The initial phases of Deak’s research project were supported by grants from the Institute for Scholarship in the Liberal Arts and the Nanovic Institute for European Studies. That funding allowed him to spend eight weeks getting a sense of what records exist in archives in Vienna, Ljubljana, Warsaw, Innsbruck, and Trieste, where he will now return for longer and more focused research.

As Deak and Gumz seek to disrupt and reframe the modern understanding of the Habsburg Empire in a new book and journal articles, their research also offers an opportunity to shed new light on the civilian-military relationship — a tension Deak says has plagued countries throughout the 19th and 20th centuries across multiple continents.
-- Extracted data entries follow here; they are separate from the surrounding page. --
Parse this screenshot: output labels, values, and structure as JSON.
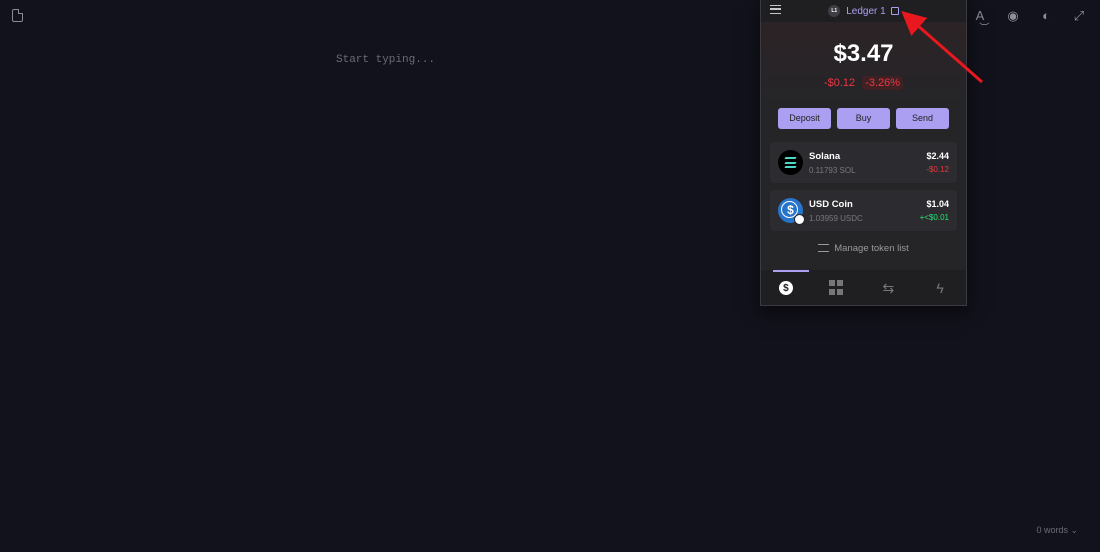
{
  "editor": {
    "placeholder": "Start typing...",
    "word_count": "0 words ⌄",
    "toolbar_icons": [
      "spellcheck-icon",
      "eye-icon",
      "contrast-icon",
      "expand-icon"
    ]
  },
  "wallet": {
    "account_badge": "L1",
    "account_name": "Ledger 1",
    "balance": "$3.47",
    "change_usd": "-$0.12",
    "change_pct": "-3.26%",
    "actions": [
      "Deposit",
      "Buy",
      "Send"
    ],
    "tokens": [
      {
        "name": "Solana",
        "amount": "0.11793 SOL",
        "usd": "$2.44",
        "change": "-$0.12"
      },
      {
        "name": "USD Coin",
        "amount": "1.03959 USDC",
        "usd": "$1.04",
        "change": "+<$0.01"
      }
    ],
    "manage_label": "Manage token list",
    "accent_color": "#ab9ff2",
    "negative_color": "#eb3742",
    "positive_color": "#21e56f"
  }
}
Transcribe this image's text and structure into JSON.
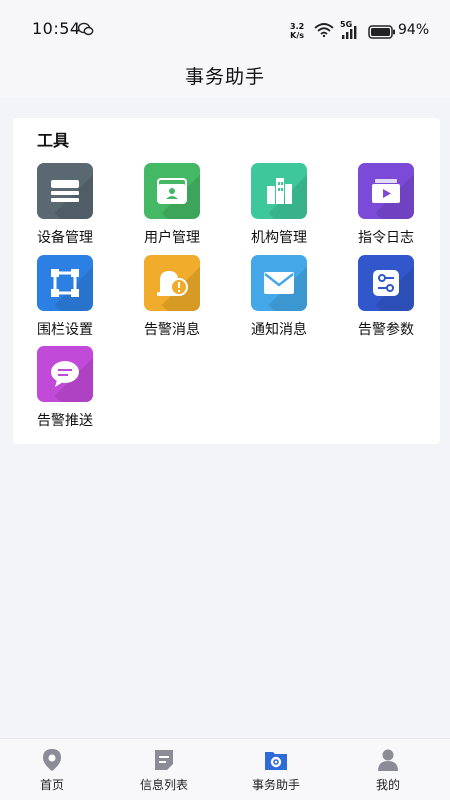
{
  "status_bar": {
    "time": "10:54",
    "net_speed_value": "3.2",
    "net_speed_unit": "K/s",
    "network": "5G",
    "battery": "94%"
  },
  "header": {
    "title": "事务助手"
  },
  "tools": {
    "section_title": "工具",
    "items": [
      {
        "label": "设备管理",
        "icon": "device-icon",
        "color": "#5a6872"
      },
      {
        "label": "用户管理",
        "icon": "user-card-icon",
        "color": "#45b865"
      },
      {
        "label": "机构管理",
        "icon": "building-icon",
        "color": "#3ec79a"
      },
      {
        "label": "指令日志",
        "icon": "video-log-icon",
        "color": "#7b4ad6"
      },
      {
        "label": "围栏设置",
        "icon": "fence-icon",
        "color": "#2d80e3"
      },
      {
        "label": "告警消息",
        "icon": "alarm-bell-icon",
        "color": "#f0ac2a"
      },
      {
        "label": "通知消息",
        "icon": "mail-icon",
        "color": "#43a7e8"
      },
      {
        "label": "告警参数",
        "icon": "sliders-icon",
        "color": "#3257cc"
      },
      {
        "label": "告警推送",
        "icon": "chat-bubble-icon",
        "color": "#c24ad9"
      }
    ]
  },
  "tabbar": {
    "active_color": "#2f6ad9",
    "items": [
      {
        "label": "首页",
        "icon": "map-pin-icon"
      },
      {
        "label": "信息列表",
        "icon": "note-icon"
      },
      {
        "label": "事务助手",
        "icon": "gear-folder-icon",
        "active": true
      },
      {
        "label": "我的",
        "icon": "person-icon"
      }
    ]
  }
}
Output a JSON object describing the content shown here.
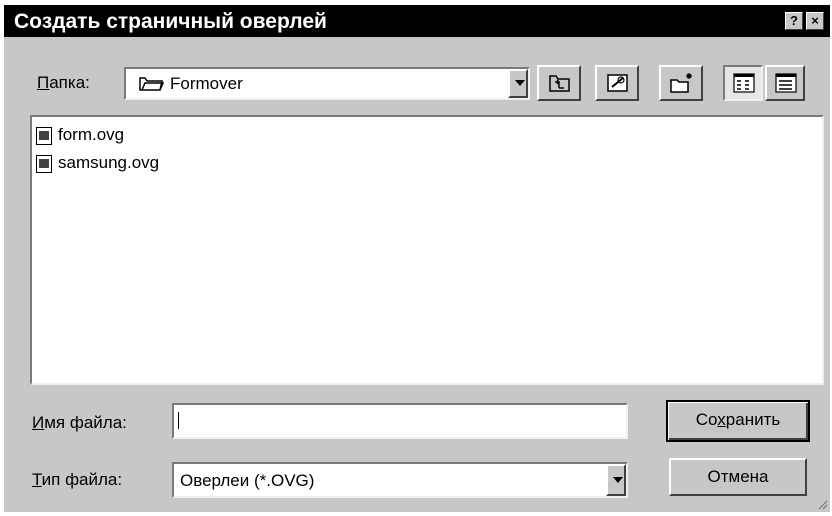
{
  "dialog": {
    "title": "Создать страничный оверлей",
    "help_btn": "?",
    "close_btn": "×"
  },
  "folder": {
    "label_accel": "П",
    "label_rest": "апка:",
    "value": "Formover"
  },
  "toolbar": {
    "icons": [
      "up-one-level-icon",
      "desktop-icon",
      "new-folder-icon",
      "list-view-icon",
      "details-view-icon"
    ]
  },
  "files": [
    {
      "name": "form.ovg"
    },
    {
      "name": "samsung.ovg"
    }
  ],
  "filename": {
    "label_accel": "И",
    "label_rest": "мя файла:",
    "value": ""
  },
  "filetype": {
    "label_accel": "Т",
    "label_rest": "ип файла:",
    "value": "Оверлеи (*.OVG)"
  },
  "buttons": {
    "save_pre": "Со",
    "save_accel": "х",
    "save_post": "ранить",
    "cancel": "Отмена"
  }
}
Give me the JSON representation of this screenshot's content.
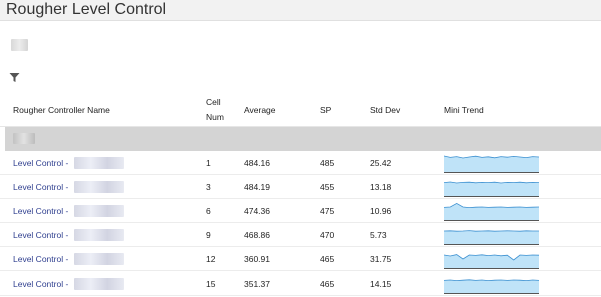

“This is a story about what happens when a constitution is suspended and the military is given sweeping control of the administration of justice, of people, and of police,” Deak said. “It’s amazing how this stuff can happen in a constitutional state — and even a lot of people who work in this area will think what we’re finding is incredible.”

“This is a story about what happens when a constitution is suspended and the military is given sweeping control of the administration of justice, of people, and of police. It’s amazing how this stuff can happen in a constitutional state — and even a lot of people who work in this area will think what we’re finding is incredible.”